By the end of 2019 you may be able to get medical marijuana in the state of Missouri if you are certified by a doctor.
Seems simple enough, but looks can be deceiving. Illinois has been in the medical marijuana business for five years and has much to teach its neighbor about the promise and the pitfalls of pot.
After high school, Jeff Ashworth learned the art of furniture repair. He was successful at his new career but these days he finds himself just vacuuming around furniture.
At age 48, Jeff is unemployed, on disability, and living with his parents in East Cape Girardeau. He knows he’ll be here for a while. More than 20 years of health problems including cancer, epilepsy and chronic pain left Jeff unable to work.
“At its worst, I was taking 30 pills a day. I was wasted,” Jeff recalled.
Broke and sick, Jeff returned home not only for support, but also for the promise of medical marijuana.
Swallowing more than 6,000 pills a year, many of them powerful opioids, Jeff knew he had to find another way. Medical marijuana was legalized in Illinois in 2014. Jeff was one of the first in southern Illinois to sign up for the program, receiving his medical marijuana license two months before he could buy the stuff.
“Two months after being on marijuana, I realized that I could get off all the opioids,” Jeff remembered.
Shortly after he wakes up, Jeff starts taking marijuana. He uses every couple of hours. The drug also helps him sleep at night and after battling throat cancer, marijuana gives Jeff the desire to eat again. Modern marijuana is a versatile medicine. Jeff can smoke it, vape it, even chew his way to relaxation and less pain.
Once a week Jeff drives the 20 miles to Anna and Thrive Dispensary.
Illinois is one of the most regulated states when it comes to medical marijuana. It controls the drug from seed to sale.
“Missouri is going to open it up. There are only 55 dispensaries in all of Illinois. Missouri will have lots of competition,” remarked Rosie Naumovski, owner of Thrive.
The state only awarded two medical marijuana licenses in southern Illinois. Rosie and her husband got two of them: the dispensary in Anna and one in Harrisburg.
Anna sees about 400 clients. The average age of their clients is 55 and older. The tight regulations have limited sales in Illinois as only Illinois residents enrolled in the medical marijuana program can legally buy marijuana in the state.
Missouri, a state that just approved medical marijuana three months ago, will allow residents from other states to buy there.
To qualify for medical marijuana, a doctor must certify that a person has one of the 41 qualifying conditions such as cancer, PTSD and rheumatoid arthritis. A patient takes that certification, along with other information, to a dispensary and applies for a license. It can take weeks to get one and they typically last for three years before they must be renewed. Patients are required to have an ongoing relationship with their doctor to stay in the program.
In Illinois, there’s been a resistance to certify among doctors and hospital groups.
Jeff Ashworth had no problem getting prescriptions for opioids, but finding a doctor to certify him for medical marijuana was tough.
“A lot of doctors could certify me but they either can’t, or they won’t,» he said. «Maybe they’re worried about how it will look.”
Rosie Naumovski agreed. Doctors and hospitals in southern Illinois are hesitant to certify patients for medical marijuana. Liability, legality, and stigma are three reasons why.
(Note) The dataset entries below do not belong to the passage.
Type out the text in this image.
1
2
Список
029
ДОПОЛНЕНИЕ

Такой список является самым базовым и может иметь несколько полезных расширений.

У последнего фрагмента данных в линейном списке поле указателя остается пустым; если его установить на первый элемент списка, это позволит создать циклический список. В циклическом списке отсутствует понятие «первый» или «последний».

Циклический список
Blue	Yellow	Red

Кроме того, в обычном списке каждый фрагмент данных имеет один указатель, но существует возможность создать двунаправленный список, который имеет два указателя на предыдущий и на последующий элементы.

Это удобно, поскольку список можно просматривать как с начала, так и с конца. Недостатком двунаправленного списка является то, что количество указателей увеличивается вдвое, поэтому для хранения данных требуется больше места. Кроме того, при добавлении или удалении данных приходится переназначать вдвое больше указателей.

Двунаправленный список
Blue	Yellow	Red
Dr. Bert Fasnacht has been practicing medicine in southern Illinois for more than 30 years. He’s had patients ask about medical marijuana, but he’s never certified a patient to get it.
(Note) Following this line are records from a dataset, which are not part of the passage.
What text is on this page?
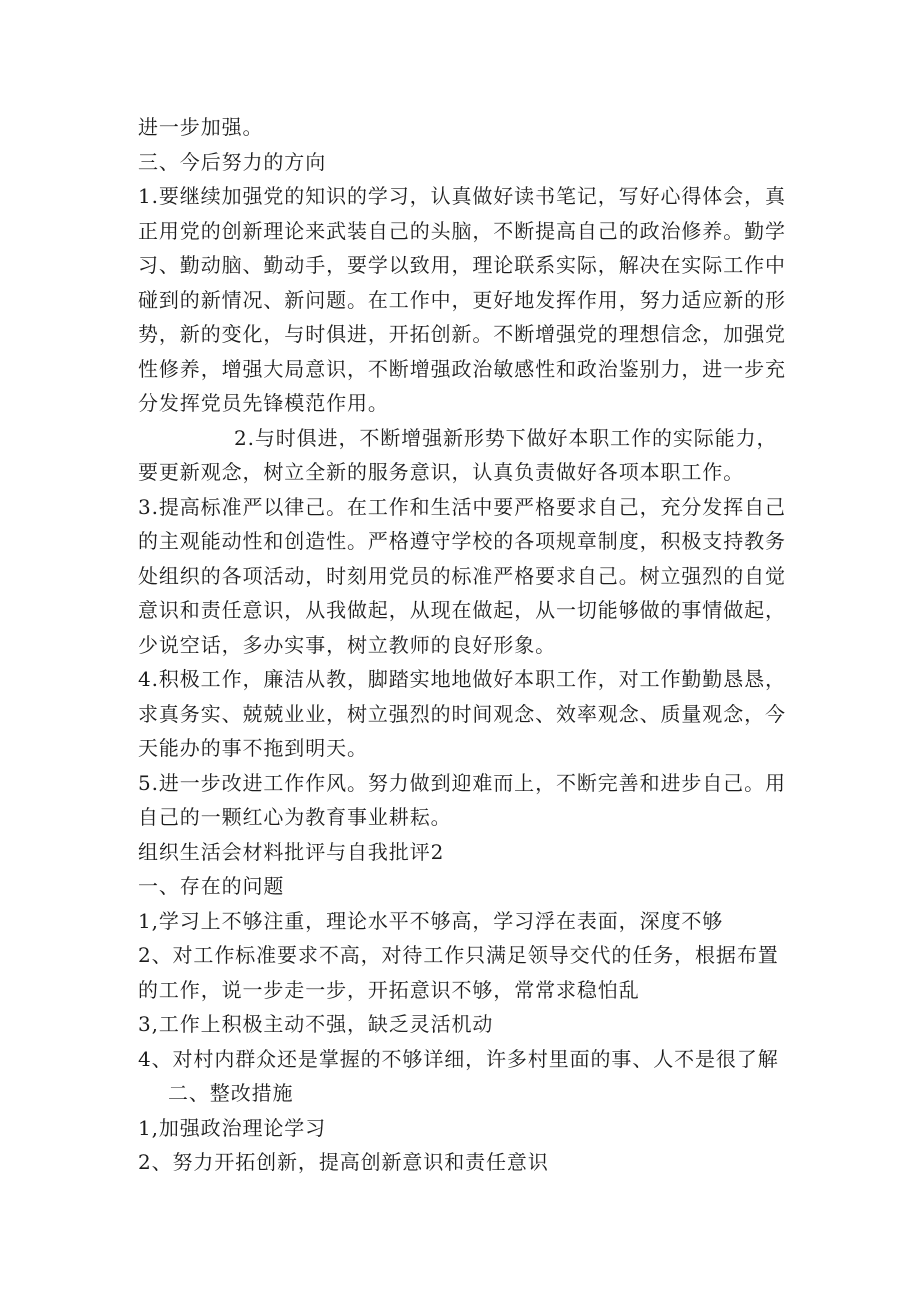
进一步加强。

三、今后努力的方向

1.要继续加强党的知识的学习，认真做好读书笔记，写好心得体会，真正用党的创新理论来武装自己的头脑，不断提高自己的政治修养。勤学习、勤动脑、勤动手，要学以致用，理论联系实际，解决在实际工作中碰到的新情况、新问题。在工作中，更好地发挥作用，努力适应新的形势，新的变化，与时俱进，开拓创新。不断增强党的理想信念，加强党性修养，增强大局意识，不断增强政治敏感性和政治鉴别力，进一步充分发挥党员先锋模范作用。

2.与时俱进，不断增强新形势下做好本职工作的实际能力，要更新观念，树立全新的服务意识，认真负责做好各项本职工作。

3.提高标准严以律己。在工作和生活中要严格要求自己，充分发挥自己的主观能动性和创造性。严格遵守学校的各项规章制度，积极支持教务处组织的各项活动，时刻用党员的标准严格要求自己。树立强烈的自觉意识和责任意识，从我做起，从现在做起，从一切能够做的事情做起，少说空话，多办实事，树立教师的良好形象。

4.积极工作，廉洁从教，脚踏实地地做好本职工作，对工作勤勤恳恳，求真务实、兢兢业业，树立强烈的时间观念、效率观念、质量观念，今天能办的事不拖到明天。

5.进一步改进工作作风。努力做到迎难而上，不断完善和进步自己。用自己的一颗红心为教育事业耕耘。

组织生活会材料批评与自我批评2

一、存在的问题

1,学习上不够注重，理论水平不够高，学习浮在表面，深度不够

2、对工作标准要求不高，对待工作只满足领导交代的任务，根据布置的工作，说一步走一步，开拓意识不够，常常求稳怕乱

3,工作上积极主动不强，缺乏灵活机动

4、对村内群众还是掌握的不够详细，许多村里面的事、人不是很了解

二、整改措施

1,加强政治理论学习

2、努力开拓创新，提高创新意识和责任意识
“There are so many other modalities that we can use that are highly effective,» he said. «Marijuana isn’t FDA researched or approved. Why get involved? The liability is too great.”
In fact, Dr. Fasnacht said he couldn’t afford the malpractice insurance he’d have to carry if he certified patients.
Another sticking point is that although 33 states along with the District of Columbia have legalized medical marijuana, the drug is still illegal on the federal level. Federal law says you can’t be in possession of drugs and own a firearm. This means if you want to be in the medical marijuana program, you’ll have to surrender any firearms you might have.
Dr. Fasnacht believes that it’s a matter of time before medical marijuana is no longer “medical,” and is just “marijuana.”
“I tell my patients to wait,» he said. «In a couple of years I believe recreational marijuana will be legal. There will be no need for certification. That’ll take the doctor of it.”
Dr. Fasnacht, who ends a lot of his patient’s appointments admonishing them to “stop smoking,” is also opposed to the smoking component of medical marijuana. Finally, even in our “woke” state these days, marijuana still carries a stigma. A doctor doesn’t want to get a reputation as the “pot doctor.”
In East Cape Girardeau, Jeff knows that his furniture repair days are over. Still, he’s content. With medical marijuana he’s able to do things, like help around the house and mow the yard. When he was on opioids, all he wanted to do was sleep.
His family, once opposed to medical marijuana, now sees its benefits. Jeff does too, “It’s given me my life back. A life I had forgotten existed.”
Missouri dispensaries will be open for business by the year’s end or even early 2020. Getting doctors up to speed may be a slower process.